The shock wave of what lawyers are calling ‘the AirBnB ruling’ are rippling out to towns and cities popular with tourists where landlords have switched from buy to lets to holiday lets.
In Nemcova v Fairfield Rents, the Upper Tribunal clearly explained how renting a home as a holiday let could breach the terms of conditions of owning a leasehold property.
The tribunal was the first binding case from a superior court on the problem of tens of thousands of homes in Britain being advertised on AirBnB and similar web sites in breach of leasehold agreements.
In the case, Ms Nemcova was the tenant of an apartment with a 99-year lease.
The lease included clauses that barred her from using the property as anything other than a private home and not to do anything that might cause a nuisance to the leaseholder, neighbours or occupiers of other apartments in the block.
These conditions are standard in many long leases.
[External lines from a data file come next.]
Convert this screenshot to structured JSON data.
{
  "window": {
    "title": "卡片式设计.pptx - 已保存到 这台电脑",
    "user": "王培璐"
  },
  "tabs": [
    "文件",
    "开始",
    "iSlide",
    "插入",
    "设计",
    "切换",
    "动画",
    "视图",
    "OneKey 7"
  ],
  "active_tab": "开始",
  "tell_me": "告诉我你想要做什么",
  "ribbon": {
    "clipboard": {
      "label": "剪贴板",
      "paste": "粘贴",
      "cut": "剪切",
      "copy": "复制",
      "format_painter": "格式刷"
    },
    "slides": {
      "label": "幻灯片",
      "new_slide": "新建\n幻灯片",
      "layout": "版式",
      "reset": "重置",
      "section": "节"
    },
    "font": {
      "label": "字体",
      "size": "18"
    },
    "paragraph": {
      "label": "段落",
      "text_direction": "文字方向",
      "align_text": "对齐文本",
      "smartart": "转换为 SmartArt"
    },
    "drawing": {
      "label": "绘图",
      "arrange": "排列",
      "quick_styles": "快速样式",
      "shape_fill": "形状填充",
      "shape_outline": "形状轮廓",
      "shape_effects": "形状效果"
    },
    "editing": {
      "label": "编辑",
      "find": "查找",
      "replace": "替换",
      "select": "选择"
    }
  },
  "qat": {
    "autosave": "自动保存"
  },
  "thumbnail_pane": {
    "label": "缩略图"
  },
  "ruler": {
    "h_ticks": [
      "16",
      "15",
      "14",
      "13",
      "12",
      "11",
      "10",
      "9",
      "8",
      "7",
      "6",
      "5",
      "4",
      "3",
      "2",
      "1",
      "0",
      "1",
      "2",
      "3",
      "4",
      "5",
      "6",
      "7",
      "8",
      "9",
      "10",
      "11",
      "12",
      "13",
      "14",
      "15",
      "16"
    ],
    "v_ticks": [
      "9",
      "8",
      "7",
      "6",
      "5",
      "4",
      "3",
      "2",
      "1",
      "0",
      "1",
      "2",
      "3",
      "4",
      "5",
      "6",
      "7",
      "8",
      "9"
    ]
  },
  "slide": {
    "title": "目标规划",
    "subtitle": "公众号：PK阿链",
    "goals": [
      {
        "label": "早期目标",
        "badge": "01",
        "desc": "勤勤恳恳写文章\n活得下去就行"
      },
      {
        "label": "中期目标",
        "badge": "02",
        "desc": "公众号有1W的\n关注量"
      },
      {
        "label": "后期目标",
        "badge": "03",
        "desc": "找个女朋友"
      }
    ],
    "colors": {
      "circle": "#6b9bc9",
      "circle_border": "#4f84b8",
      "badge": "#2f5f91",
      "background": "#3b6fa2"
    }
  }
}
Several other tenants in the block complained to Fairfield rents that Ms Nemcova was renting out her flat to short term tenants.
The company applied to the First-Tier Tribunal for a determination of breach of covenant on the grounds Ms Nemcova was not using the flat as a private residence. The tribunal found in favour of the landlord but gave Ms Nemcova leave to appeal.
Her case was heard before the Upper Tribunal.
The tribunal decided that the flat could not be considered a private residence by guests renting the home through AirBnB because their occupancy was transient and they did not intend to move their home to the flat.
The tribunal also pointed out that this point would have to be considered on a case-by-case basis.
Another point raised in the ruling was that the lease included covenants for the benefit of all residents in the block and because they had complained, these covenants were broken.